Bermuda Funds Industry – Welcomes Japanese Retail Investors
30 Aug 2012
The Government of Bermuda and the Investment funds industry of Bermuda have re-affirmed their commitment to enhancing the Islands competitiveness as an offshore fund jurisdiction by designing innovative strategies to attract investors to the Bermuda market, most recently targeting Japan.
The Investment Funds Amendment Act 2011 (the “Amendment Act”), which came into force on 18 December 2011 amends the Investment Funds Act 2006. The legislation provides the regulatory framework for the formation and operation of investment funds in Bermuda, and is another example of the Island’s continued innovative and global approach to investment fund products aimed at attracting foreign retail investment in Bermuda from jurisdictions around the world.
The Amendment Act has created a new class of investment fund, the ‘specified jurisdiction fund’ giving Bermuda the ability to re-establish a strong market presence in the retail investor market. By introducing additional criteria for this new class of fund, which may incorporate the laws of a specified jurisdiction, it in turn gives promoters of funds in other jurisdictions greater comfort with a Bermuda platform.
As of 4 June 2012, the Ministry of Business Development and Tourism, in collaboration with the Bermuda Monetary Authority (the “Authority”), issued its first order and rules pursuant to the Amendment Act: the Investment Funds (Specified Jurisdiction Fund) (Japan) Order 2012 (the “Order”), and the Investment Funds (Specified Jurisdiction Fund) (Japan) Rules 2012 (the “Rules” and collectively with the Order hereinafter referred to as the “Japan SJF Regulations”).
Broadly speaking, the Japan SJF Regulations allow a Bermuda incorporated fund (in particular a Bermuda unit trust) that is marketed to a Japanese retail audience (the “Japan Fund”) to satisfy’ the Japanese Securities Dealers Association (“JSDA”) that Bermuda has met certain qualification standards applying to bringing offshore funds in a public offering in Japan.

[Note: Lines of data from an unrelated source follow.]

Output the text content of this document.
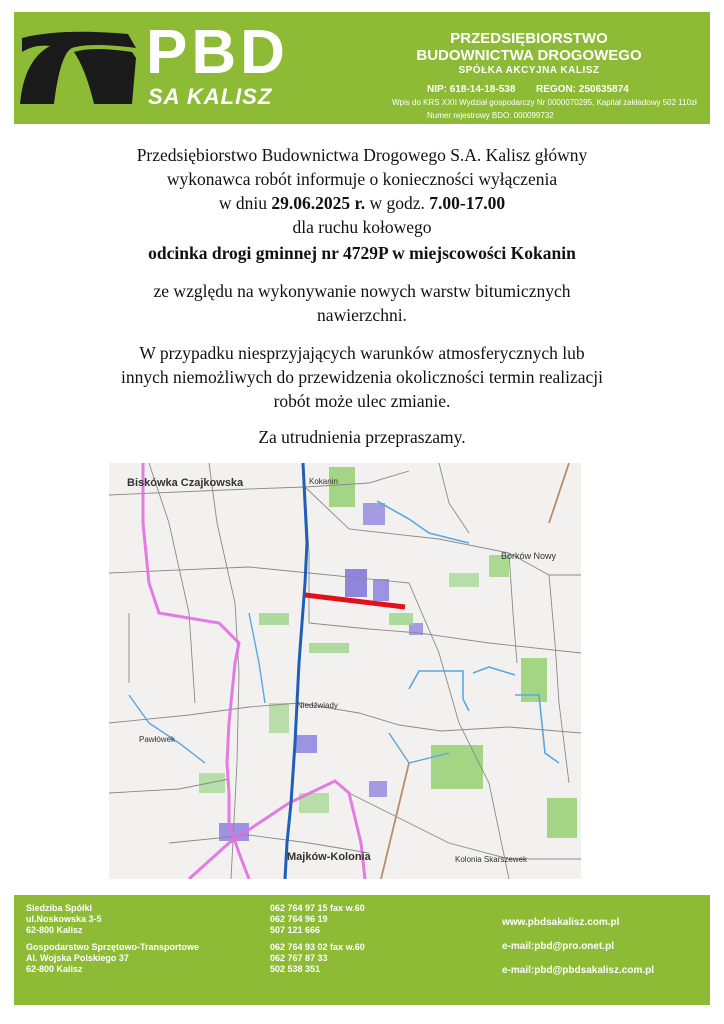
PBD
SA KALISZ
PRZEDSIĘBIORSTWO
BUDOWNICTWA DROGOWEGO
SPÓŁKA AKCYJNA KALISZ
NIP: 618-14-18-538 REGON: 250635874
Wpis do KRS XXII Wydział gospodarczy Nr 0000070295, Kapitał zakładowy 502 110zł
Numer rejestrowy BDO: 000099732

Przedsiębiorstwo Budownictwa Drogowego S.A. Kalisz główny

wykonawca robót informuje o konieczności wyłączenia

w dniu 29.06.2025 r. w godz. 7.00-17.00

dla ruchu kołowego

odcinka drogi gminnej nr 4729P w miejscowości Kokanin

ze względu na wykonywanie nowych warstw bitumicznych

nawierzchni.

W przypadku niesprzyjających warunków atmosferycznych lub

innych niemożliwych do przewidzenia okoliczności termin realizacji

robót może ulec zmianie.

Za utrudnienia przepraszamy.

Biskówka Czajkowska	Kokanin
Borków Nowy
Niedźwiady
Pawłówek
Majków-Kolonia	Kolonia Skarszewek
Siedziba Spółki
ul.Noskowska 3-5
62-800 Kalisz
Gospodarstwo Sprzętowo-Transportowe
Al. Wojska Polskiego 37
62-800 Kalisz
062 764 97 15 fax w.60
062 764 96 19
507 121 666
062 764 93 02 fax w.60
062 767 87 33
502 538 351
www.pbdsakalisz.com.pl
e-mail:pbd@pro.onet.pl
e-mail:pbd@pbdsakalisz.com.pl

In particular, the lapan SJF Regulations establish that Bermuda is equipped with an adequate legal infrastructure to comply with the requirements of Article 15 of the Fair Business Practice Rule 4 (Regulations Concerning Foreign Securities Transactions) of the JSDA. Further, in providing such regulatory framework Bermuda hopes to regain its prominence in this market.

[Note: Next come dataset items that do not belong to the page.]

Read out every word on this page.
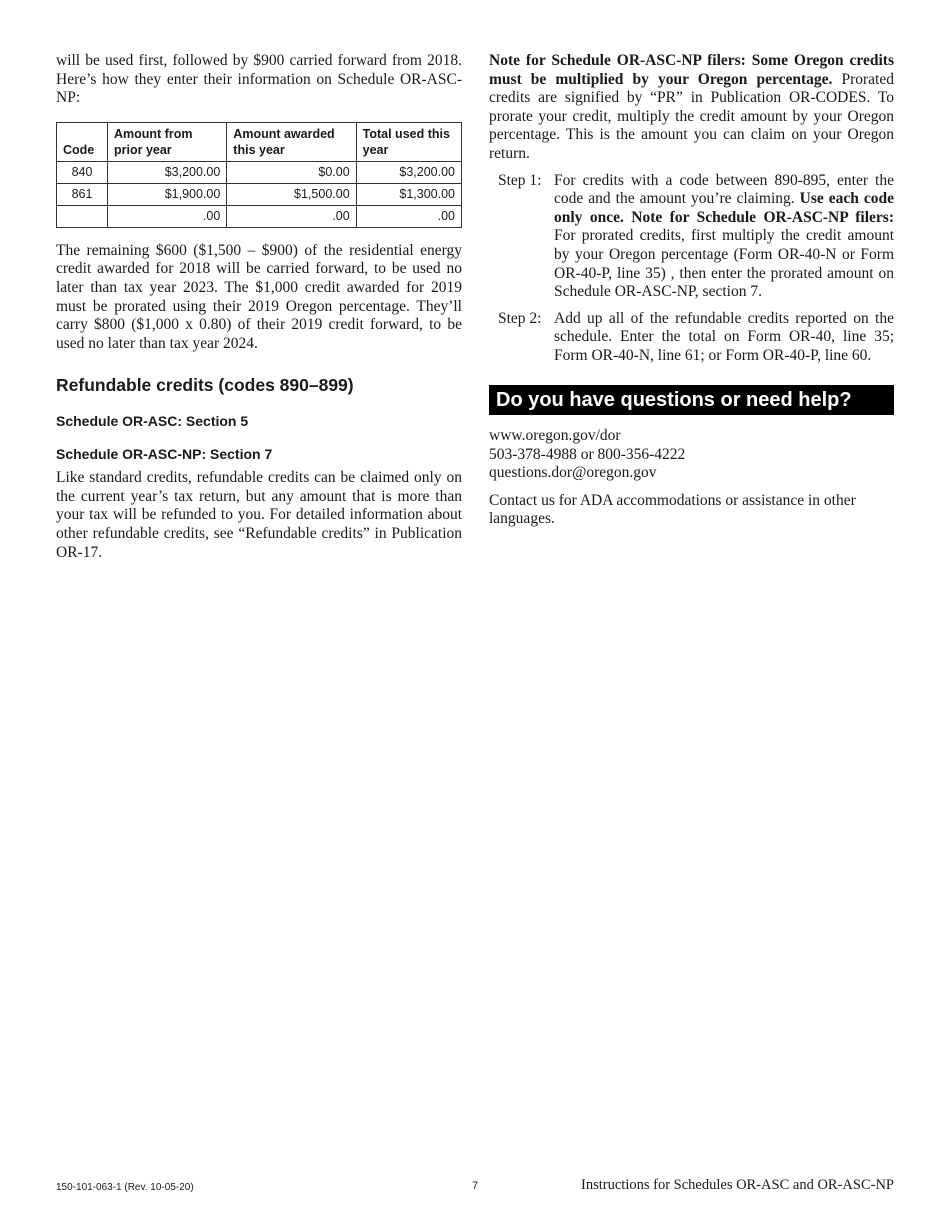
will be used first, followed by $900 carried forward from 2018. Here’s how they enter their information on Schedule OR-ASC-NP:

Code	Amount from prior year	Amount awarded this year	Total used this year
840	$3,200.00	$0.00	$3,200.00
861	$1,900.00	$1,500.00	$1,300.00
	.00	.00	.00

The remaining $600 ($1,500 – $900) of the residential energy credit awarded for 2018 will be carried forward, to be used no later than tax year 2023. The $1,000 credit awarded for 2019 must be prorated using their 2019 Oregon percentage. They’ll carry $800 ($1,000 x 0.80) of their 2019 credit forward, to be used no later than tax year 2024.

Refundable credits (codes 890–899)
Schedule OR-ASC: Section 5
Schedule OR-ASC-NP: Section 7

Like standard credits, refundable credits can be claimed only on the current year’s tax return, but any amount that is more than your tax will be refunded to you. For detailed information about other refundable credits, see “Refundable credits” in Publication OR-17.

Note for Schedule OR-ASC-NP filers: Some Oregon credits must be multiplied by your Oregon percentage. Prorated credits are signified by “PR” in Publication OR-CODES. To prorate your credit, multiply the credit amount by your Oregon percentage. This is the amount you can claim on your Oregon return.

Step 1: For credits with a code between 890-895, enter the code and the amount you’re claiming. Use each code only once. Note for Schedule OR-ASC-NP filers: For prorated credits, first multiply the credit amount by your Oregon percentage (Form OR-40-N or Form OR-40-P, line 35) , then enter the prorated amount on Schedule OR-ASC-NP, section 7.
Step 2: Add up all of the refundable credits reported on the schedule. Enter the total on Form OR-40, line 35; Form OR-40-N, line 61; or Form OR-40-P, line 60.
Do you have questions or need help?
www.oregon.gov/dor
503-378-4988 or 800-356-4222
questions.dor@oregon.gov

Contact us for ADA accommodations or assistance in other languages.

150-101-063-1 (Rev. 10-05-20)	7	Instructions for Schedules OR-ASC and OR-ASC-NP
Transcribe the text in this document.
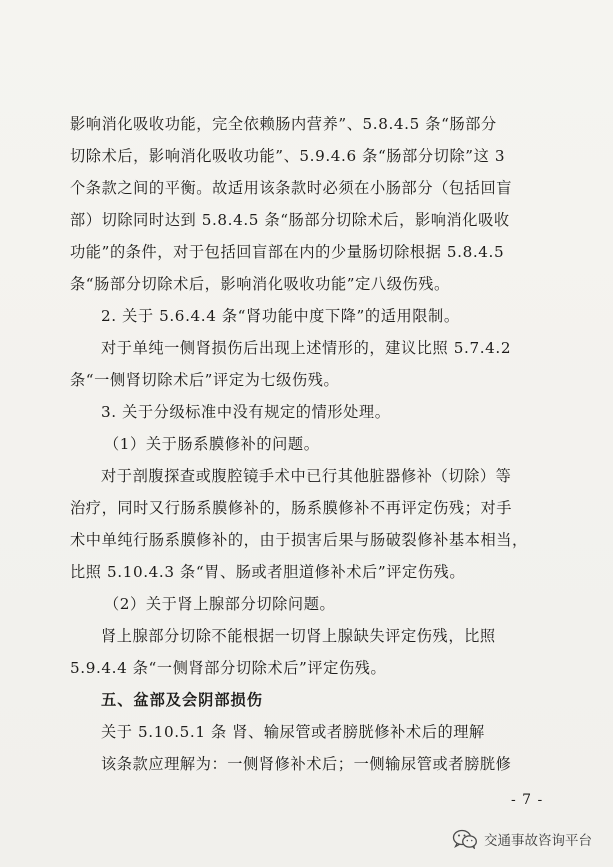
影响消化吸收功能，完全依赖肠内营养”、5.8.4.5 条“肠部分
切除术后，影响消化吸收功能”、5.9.4.6 条“肠部分切除”这 3
个条款之间的平衡。故适用该条款时必须在小肠部分（包括回盲
部）切除同时达到 5.8.4.5 条“肠部分切除术后，影响消化吸收
功能”的条件，对于包括回盲部在内的少量肠切除根据 5.8.4.5
条“肠部分切除术后，影响消化吸收功能”定八级伤残。
2. 关于 5.6.4.4 条“肾功能中度下降”的适用限制。
对于单纯一侧肾损伤后出现上述情形的，建议比照 5.7.4.2
条“一侧肾切除术后”评定为七级伤残。
3. 关于分级标准中没有规定的情形处理。
（1）关于肠系膜修补的问题。
对于剖腹探查或腹腔镜手术中已行其他脏器修补（切除）等
治疗，同时又行肠系膜修补的，肠系膜修补不再评定伤残；对手
术中单纯行肠系膜修补的，由于损害后果与肠破裂修补基本相当，
比照 5.10.4.3 条“胃、肠或者胆道修补术后”评定伤残。
（2）关于肾上腺部分切除问题。
肾上腺部分切除不能根据一切肾上腺缺失评定伤残，比照
5.9.4.4 条“一侧肾部分切除术后”评定伤残。
五、盆部及会阴部损伤
关于 5.10.5.1 条 肾、输尿管或者膀胱修补术后的理解
该条款应理解为：一侧肾修补术后；一侧输尿管或者膀胱修
- 7 -
交通事故咨询平台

The Rules apply to a fund authorised and classified in accordance with paragraph 5 of the Order as a specified jurisdiction fund for Japan. A fund will not qualify for such classification unless its units, which have been or are intended to be offered by way of a public offering of securities, are compliant with the law of Japan. The law of Japan a) relating to units of a fund which have been or are intended to be offered to the public in Japan by way of a public offering of securities (referred to in Japan as “yukashoken-no-boshu”) and b) defined under the Financial Instruments and Exchange Law of Japan, is recognised as the applicable law for the purpose of the operations of a fund that qualifies as a specified jurisdiction fund for Japan under the Rules.

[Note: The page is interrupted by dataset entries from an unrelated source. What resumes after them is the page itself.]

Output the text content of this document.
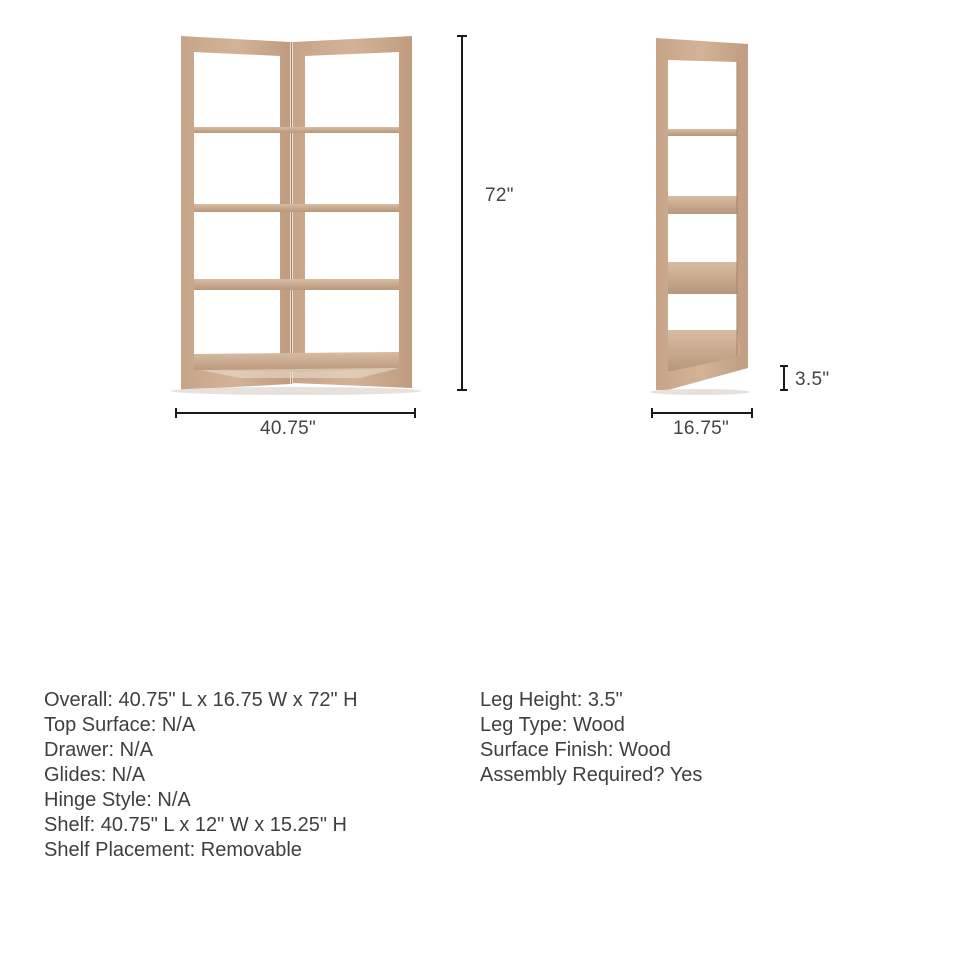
72"
40.75"	16.75"
3.5"
Overall: 40.75" L x 16.75 W x 72" H
Top Surface: N/A
Drawer: N/A
Glides: N/A
Hinge Style: N/A
Shelf: 40.75" L x 12" W x 15.25" H
Shelf Placement: Removable
Leg Height: 3.5"
Leg Type: Wood
Surface Finish: Wood
Assembly Required? Yes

The Amendment Act and Japan SJF Regulations collectively provide the framework for the Japan Fund and set out the requirements which the Japan Fund is required to meet such as:
i) the constitution of the fund must provide for a)the terms upon which units are issued, including the terms and circumstances, if any, upon which the rights and restrictions attaching to the units may be changed; and b) for the appointment of an auditor and must be made available for inspection by a participant or prospective participant of the fund at the fund’s registered office or principal office, or if the fund has a service provider in Bermuda, at the office of the service provider;
ii) the fund must ensure that the issue and redemption or repurchase prices for its units at the most recent issue and redemption or repurchase date is made available on request without charge at the fund’s registered or principal office, or if the fund has a service provider in Bermuda, at the office of the service provider;
iii) the fund must within six months of the end of its financial year, or within such other period as may be specified in the fund’s prospectus, prepare and distribute, or cause to be prepared and distributed, an annual report to participants of the fund without charge, which shall include the audited financial statements of the fund;
iv) the operator of a fund must submit to the Authority a written report on the activities of the fund for the reporting period, no later than 20 business days from the last day of each month;
v) functions and responsibilities of the fund administrator, custodian, investment manager and auditor of the fund;
vi) standards and principals of financial reports and information for inclusion in financial statements relating to the fund; and
vii) audit standards.
Through this exciting improvement and the quality of investment products offered in Bermuda, the investment funds industry is confident that this innovative legislation will attract Japanese retail investment into Bermuda investment products.
Bermuda is one of the industry’s leading offshore financial centers, remaining committed to attracting quality funds by offering innovative products, demonstrable political stability, excellent fund administration services and prudent regulation of the investment industry.